Damalas A, Ben-Ze'ev A, Simcha I, Shtutman M, Leal J F, Zhurinsky J, Geiger B, Oren M
Department of Molecular Cell Biology, The Weizmann Institute of Science, Rehovot 76100, Israel.
EMBO J. 1999 Jun 1;18(11):3054-63. doi: 10.1093/emboj/18.11.3054.
beta-catenin is a multifunctional protein, acting both as a structural component of the cell adhesion machinery and as a transducer of extracellular signals. Deregulated beta-catenin protein expression, due to mutations in the beta-catenin gene itself or in its upstream regulator, the adenomatous polyposis coli (APC) gene, is prevalent in colorectal cancer and in several other tumor types, and attests to the potential oncogenic activity of this protein. Increased expression of beta-catenin is an early event in colorectal carcinogenesis, and is usually followed by a later mutational inactivation of the p53 tumor suppressor. To examine whether these two key steps in carcinogenesis are interrelated, we studied the effect of excess beta-catenin on p53. We report here that overexpression of beta-catenin results in accumulation of p53, apparently through interference with its proteolytic degradation. This effect involves both Mdm2-dependent and -independent p53 degradation pathways, and is accompanied by augmented transcriptional activity of p53 in the affected cells. Increased p53 activity may provide a safeguard against oncogenic deregulation of beta-catenin, and thus impose a pressure for mutational inactivation of p53 during the later stages of tumor progression.

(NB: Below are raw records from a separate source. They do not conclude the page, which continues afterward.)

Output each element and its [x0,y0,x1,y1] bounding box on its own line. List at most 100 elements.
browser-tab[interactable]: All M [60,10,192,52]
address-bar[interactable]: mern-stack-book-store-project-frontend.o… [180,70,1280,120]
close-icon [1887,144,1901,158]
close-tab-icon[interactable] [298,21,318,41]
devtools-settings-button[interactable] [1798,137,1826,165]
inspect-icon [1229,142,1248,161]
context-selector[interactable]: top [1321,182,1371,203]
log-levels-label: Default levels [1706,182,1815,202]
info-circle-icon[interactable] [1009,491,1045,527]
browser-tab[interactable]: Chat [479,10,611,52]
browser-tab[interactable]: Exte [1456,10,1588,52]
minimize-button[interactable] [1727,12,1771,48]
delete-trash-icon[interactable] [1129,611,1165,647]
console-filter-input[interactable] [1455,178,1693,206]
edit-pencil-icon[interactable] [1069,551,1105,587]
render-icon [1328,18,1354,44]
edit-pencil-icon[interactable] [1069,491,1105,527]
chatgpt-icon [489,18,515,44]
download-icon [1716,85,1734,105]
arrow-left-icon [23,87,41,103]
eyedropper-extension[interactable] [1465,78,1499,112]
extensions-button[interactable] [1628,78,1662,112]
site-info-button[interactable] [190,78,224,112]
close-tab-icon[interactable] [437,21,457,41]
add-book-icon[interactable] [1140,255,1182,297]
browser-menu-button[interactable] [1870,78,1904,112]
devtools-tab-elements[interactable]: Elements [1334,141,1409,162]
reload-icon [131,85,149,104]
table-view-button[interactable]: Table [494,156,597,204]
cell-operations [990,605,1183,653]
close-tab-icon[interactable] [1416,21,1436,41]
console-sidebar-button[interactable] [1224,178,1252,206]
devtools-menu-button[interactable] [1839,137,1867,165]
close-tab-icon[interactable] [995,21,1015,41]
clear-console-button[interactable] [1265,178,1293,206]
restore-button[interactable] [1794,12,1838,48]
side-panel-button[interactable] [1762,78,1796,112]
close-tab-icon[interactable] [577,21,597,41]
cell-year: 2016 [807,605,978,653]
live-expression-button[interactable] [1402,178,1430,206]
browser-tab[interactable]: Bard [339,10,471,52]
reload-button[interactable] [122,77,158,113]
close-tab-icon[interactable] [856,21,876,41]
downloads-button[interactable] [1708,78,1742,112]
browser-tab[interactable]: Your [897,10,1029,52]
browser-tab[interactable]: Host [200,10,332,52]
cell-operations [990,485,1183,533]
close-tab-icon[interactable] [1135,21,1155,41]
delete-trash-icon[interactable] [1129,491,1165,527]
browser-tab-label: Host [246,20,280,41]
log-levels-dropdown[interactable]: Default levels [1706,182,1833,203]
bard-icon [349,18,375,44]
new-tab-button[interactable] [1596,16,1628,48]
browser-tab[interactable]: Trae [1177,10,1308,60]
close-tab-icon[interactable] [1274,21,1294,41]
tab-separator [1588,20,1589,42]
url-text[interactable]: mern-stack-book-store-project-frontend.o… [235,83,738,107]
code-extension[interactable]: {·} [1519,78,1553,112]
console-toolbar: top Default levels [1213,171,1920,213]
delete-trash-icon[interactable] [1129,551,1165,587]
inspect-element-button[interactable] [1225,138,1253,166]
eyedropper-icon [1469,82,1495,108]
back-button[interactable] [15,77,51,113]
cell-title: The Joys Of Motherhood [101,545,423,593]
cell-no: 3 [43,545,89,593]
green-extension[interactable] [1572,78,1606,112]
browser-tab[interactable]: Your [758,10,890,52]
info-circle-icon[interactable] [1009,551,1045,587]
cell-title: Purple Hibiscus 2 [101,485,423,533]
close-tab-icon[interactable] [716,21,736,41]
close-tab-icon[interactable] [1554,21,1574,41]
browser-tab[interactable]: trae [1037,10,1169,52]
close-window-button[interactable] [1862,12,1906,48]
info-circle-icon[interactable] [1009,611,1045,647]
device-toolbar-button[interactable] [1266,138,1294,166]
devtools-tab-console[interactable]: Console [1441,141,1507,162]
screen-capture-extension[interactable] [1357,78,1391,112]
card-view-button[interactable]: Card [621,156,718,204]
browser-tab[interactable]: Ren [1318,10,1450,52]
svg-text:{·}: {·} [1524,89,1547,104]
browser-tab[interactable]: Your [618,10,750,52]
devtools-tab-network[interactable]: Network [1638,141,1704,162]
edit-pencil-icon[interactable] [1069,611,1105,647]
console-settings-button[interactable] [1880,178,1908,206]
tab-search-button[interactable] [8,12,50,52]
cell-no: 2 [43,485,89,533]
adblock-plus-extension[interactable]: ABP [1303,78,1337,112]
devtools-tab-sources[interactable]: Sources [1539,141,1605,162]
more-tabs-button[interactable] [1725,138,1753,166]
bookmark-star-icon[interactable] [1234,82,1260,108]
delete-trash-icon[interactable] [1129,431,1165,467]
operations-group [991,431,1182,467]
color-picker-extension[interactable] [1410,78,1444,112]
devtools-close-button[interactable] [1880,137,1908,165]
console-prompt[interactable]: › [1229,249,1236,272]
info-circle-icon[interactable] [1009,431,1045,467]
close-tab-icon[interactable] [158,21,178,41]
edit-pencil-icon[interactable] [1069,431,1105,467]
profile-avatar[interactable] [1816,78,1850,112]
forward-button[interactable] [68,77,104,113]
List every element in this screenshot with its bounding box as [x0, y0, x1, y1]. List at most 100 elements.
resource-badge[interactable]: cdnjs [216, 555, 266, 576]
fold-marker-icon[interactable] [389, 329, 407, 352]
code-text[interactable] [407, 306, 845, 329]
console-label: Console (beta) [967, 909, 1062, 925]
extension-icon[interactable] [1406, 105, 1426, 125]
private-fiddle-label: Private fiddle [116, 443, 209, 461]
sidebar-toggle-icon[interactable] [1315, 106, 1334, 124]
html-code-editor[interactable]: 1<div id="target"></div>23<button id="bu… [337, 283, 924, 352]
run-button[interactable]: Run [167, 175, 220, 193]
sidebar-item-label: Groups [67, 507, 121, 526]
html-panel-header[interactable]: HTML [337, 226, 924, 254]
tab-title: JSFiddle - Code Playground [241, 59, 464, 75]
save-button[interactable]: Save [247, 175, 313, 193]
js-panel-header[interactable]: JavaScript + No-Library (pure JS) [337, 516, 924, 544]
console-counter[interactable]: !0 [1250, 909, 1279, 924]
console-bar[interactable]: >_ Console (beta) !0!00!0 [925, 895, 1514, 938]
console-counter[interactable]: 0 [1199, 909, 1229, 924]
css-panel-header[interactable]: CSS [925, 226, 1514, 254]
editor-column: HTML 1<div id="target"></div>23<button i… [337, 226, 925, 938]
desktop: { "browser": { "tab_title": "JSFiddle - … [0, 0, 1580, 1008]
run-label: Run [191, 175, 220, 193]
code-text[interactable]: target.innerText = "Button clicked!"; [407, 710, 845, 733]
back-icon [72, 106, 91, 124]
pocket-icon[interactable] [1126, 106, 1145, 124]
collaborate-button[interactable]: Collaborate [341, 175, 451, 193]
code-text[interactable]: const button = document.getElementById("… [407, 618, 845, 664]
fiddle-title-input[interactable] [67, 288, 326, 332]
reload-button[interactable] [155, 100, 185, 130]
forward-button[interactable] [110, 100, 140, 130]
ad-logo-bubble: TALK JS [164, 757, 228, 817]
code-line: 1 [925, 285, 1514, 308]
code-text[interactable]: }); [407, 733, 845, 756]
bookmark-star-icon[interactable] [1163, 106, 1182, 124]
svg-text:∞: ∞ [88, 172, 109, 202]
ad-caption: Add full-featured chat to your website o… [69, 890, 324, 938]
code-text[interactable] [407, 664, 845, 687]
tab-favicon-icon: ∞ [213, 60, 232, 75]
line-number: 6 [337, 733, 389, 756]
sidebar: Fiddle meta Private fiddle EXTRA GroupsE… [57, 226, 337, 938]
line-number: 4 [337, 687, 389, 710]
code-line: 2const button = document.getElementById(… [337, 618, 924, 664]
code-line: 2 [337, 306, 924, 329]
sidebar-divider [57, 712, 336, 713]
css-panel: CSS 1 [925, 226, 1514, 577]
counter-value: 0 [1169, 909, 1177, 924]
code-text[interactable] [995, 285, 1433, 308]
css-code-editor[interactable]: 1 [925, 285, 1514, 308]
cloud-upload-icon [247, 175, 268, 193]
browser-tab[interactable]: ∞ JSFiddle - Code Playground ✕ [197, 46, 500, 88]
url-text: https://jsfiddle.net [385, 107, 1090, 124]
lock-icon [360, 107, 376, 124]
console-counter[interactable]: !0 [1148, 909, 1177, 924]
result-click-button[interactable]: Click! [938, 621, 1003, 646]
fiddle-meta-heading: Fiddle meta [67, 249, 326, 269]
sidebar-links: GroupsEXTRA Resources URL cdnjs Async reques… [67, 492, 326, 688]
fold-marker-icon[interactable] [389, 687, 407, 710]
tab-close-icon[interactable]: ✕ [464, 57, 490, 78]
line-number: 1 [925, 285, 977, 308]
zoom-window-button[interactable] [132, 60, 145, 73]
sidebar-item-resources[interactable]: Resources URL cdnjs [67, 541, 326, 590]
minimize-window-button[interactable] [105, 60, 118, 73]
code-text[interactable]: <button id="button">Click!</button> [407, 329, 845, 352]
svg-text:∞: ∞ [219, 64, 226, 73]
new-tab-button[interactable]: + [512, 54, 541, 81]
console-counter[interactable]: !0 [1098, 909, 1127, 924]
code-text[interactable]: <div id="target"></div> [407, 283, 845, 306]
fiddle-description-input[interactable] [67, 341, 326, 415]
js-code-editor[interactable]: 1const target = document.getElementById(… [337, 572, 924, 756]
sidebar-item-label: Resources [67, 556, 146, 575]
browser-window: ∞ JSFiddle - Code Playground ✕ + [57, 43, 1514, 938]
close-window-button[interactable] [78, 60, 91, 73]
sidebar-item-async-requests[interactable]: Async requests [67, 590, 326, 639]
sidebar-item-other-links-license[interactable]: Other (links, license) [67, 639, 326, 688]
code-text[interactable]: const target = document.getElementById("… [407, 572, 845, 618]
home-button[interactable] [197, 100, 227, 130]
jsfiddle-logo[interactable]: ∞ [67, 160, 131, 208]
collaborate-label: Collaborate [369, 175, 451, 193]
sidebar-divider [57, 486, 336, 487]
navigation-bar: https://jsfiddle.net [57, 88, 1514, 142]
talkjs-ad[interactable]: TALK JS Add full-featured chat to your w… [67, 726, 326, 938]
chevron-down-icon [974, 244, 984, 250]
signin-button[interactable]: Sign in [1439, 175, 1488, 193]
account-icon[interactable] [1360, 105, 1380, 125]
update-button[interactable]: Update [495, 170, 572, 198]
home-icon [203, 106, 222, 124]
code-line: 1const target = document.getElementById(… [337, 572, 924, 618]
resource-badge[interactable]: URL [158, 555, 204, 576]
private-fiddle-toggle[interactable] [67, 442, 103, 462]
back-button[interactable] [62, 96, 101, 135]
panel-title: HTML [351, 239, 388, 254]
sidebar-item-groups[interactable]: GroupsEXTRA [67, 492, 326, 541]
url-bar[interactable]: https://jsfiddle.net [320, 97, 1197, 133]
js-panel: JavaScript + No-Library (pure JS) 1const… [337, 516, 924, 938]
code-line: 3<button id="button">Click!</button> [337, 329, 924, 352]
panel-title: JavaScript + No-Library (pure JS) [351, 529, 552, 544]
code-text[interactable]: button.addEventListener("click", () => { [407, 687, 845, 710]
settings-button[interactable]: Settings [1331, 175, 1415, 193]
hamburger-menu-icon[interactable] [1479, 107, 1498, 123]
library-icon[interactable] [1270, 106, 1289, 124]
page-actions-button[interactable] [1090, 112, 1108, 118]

β-连环蛋白是一种多功能蛋白质,既是细胞黏附机制的结构成分,又是细胞外信号的转导分子。由于β-连环蛋白基因本身或其上游调节因子腺瘤性息肉病大肠杆菌(APC)基因发生突变,导致β-连环蛋白蛋白表达失调,在结直肠癌和其他几种肿瘤类型中很常见,这证明了该蛋白潜在的致癌活性。β-连环蛋白表达增加是结直肠癌发生的早期事件,通常随后会出现p53肿瘤抑制因子的后期突变失活。为了研究致癌过程中的这两个关键步骤是否相互关联,我们研究了过量β-连环蛋白对p53的影响。我们在此报告,β-连环蛋白的过表达导致p53积累,显然是通过干扰其蛋白水解降解。这种效应涉及依赖Mdm2和不依赖Mdm2的p53降解途径,并且在受影响的细胞中伴随着p53转录活性的增强。p53活性增加可能对β-连环蛋白的致癌失调起到保护作用,从而在肿瘤进展的后期对p53的突变失活施加压力。